Table of content
Sequencing targets DNA/RNA
Fragmentation
Size selection
Adaptor ligation
immobilization to solid support
Sequencing using NGS
Sequencing reads
Sequencing targets DNA/RNA
we do sequencing in DNA/RNA molecules in fragmented form as there is no sequencing machine that can read the DNA molecules as it is because these are in a chromosomal condition that is too large to be read, so we do fragmentation for DNA, breaking down for DNA molecules into pieces.
Size selection
in this step, all DNA fragments must be equal, if a fragment is 300bp the rest of the fragments will be the same size, but I will pick the size/number of base pair depending on what? depending on the platform of the sequencer every sequencer machine has its protocol, which represents the capability of base pair reading, each platform has a specific size to read there are many different sizes depending on the sequencing machine.
Adaptor ligation
what is adaptor ligation?
are oligonucleotides ligated during the sequencing library preparation to the 3 and 5 ends of the biological sequence?
it also contains forward/reverses primers for the binding sequences for immobilizing the fragments to the flowcell and allowing bridge amplification. adaptors are binding at the two ends(forward/reverses) of the DNA strands after fragmentation.
what is the purpose of the binding adaptor to DNA?
it is holding barcoding sequences (it makes a signature in the region that has been read my sequence in the flowcell’s line)
what is unique molecular identifiers(UMIs)?
it is a short DNA molecule that distinguishes between the biological duplicates in the sequence ( as there are genes that are repeated/duplicated naturally in the genome) that UMIs added at the beginning of the DNA sequence to make difference between PCR clones and the biological duplicated genes.
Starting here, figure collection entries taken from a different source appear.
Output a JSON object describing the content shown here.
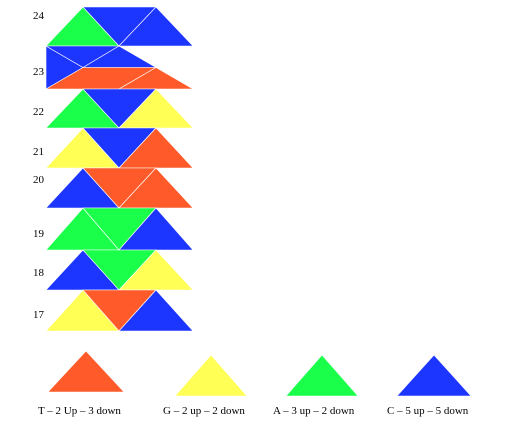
{
  "colors": {
    "red": "#FF5A2A",
    "yellow": "#FFFF55",
    "green": "#19FF4A",
    "blue": "#1C35FF"
  },
  "row_labels": [
    "24",
    "23",
    "22",
    "21",
    "20",
    "19",
    "18",
    "17"
  ],
  "legend": [
    {
      "color": "red",
      "label": "T – 2 Up – 3 down"
    },
    {
      "color": "yellow",
      "label": "G – 2 up – 2 down"
    },
    {
      "color": "green",
      "label": "A  – 3 up – 2 down"
    },
    {
      "color": "blue",
      "label": "C – 5 up – 5 down"
    }
  ]
}
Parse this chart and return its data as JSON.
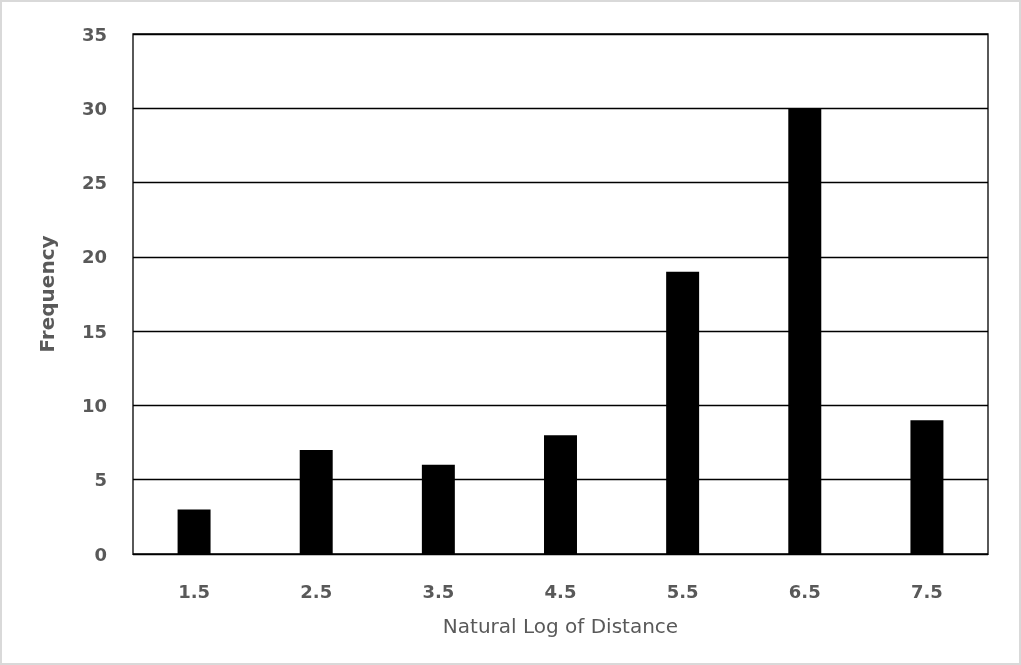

how could unique molecular identifiers (UMIs) help to reduce quantitative biases? if the sequence is starting and ending at the exact same position and has the same UMIs sequence so that is PCR clones if else that is biological duplicate.
platforms of sequencing depend on different methods like:
454/Roche platform depends on direct light emission
Illumina and pacific bioscience systems depend on fluorescence generated from the use of chemically modified nucleotides.
ion torrent system depends on PH change.
nanopore sequencing depends on electric field disturbance.
Sequencers can read sequences in two different ways:
Single-read sequencing: only one end of the DNA fragment is read.
Paired-end sequencing: one end of the DNA fragment is read.
in all results we use two ways for handling the sequence resulting from the sequencer machine:
subsequence alignment: in this case, we have a reference genome, comparing the sequence to the reference genome of it.
genome assembly: like a puzzle, DNA fragments are collected to be looks like the DNA in the biological cell.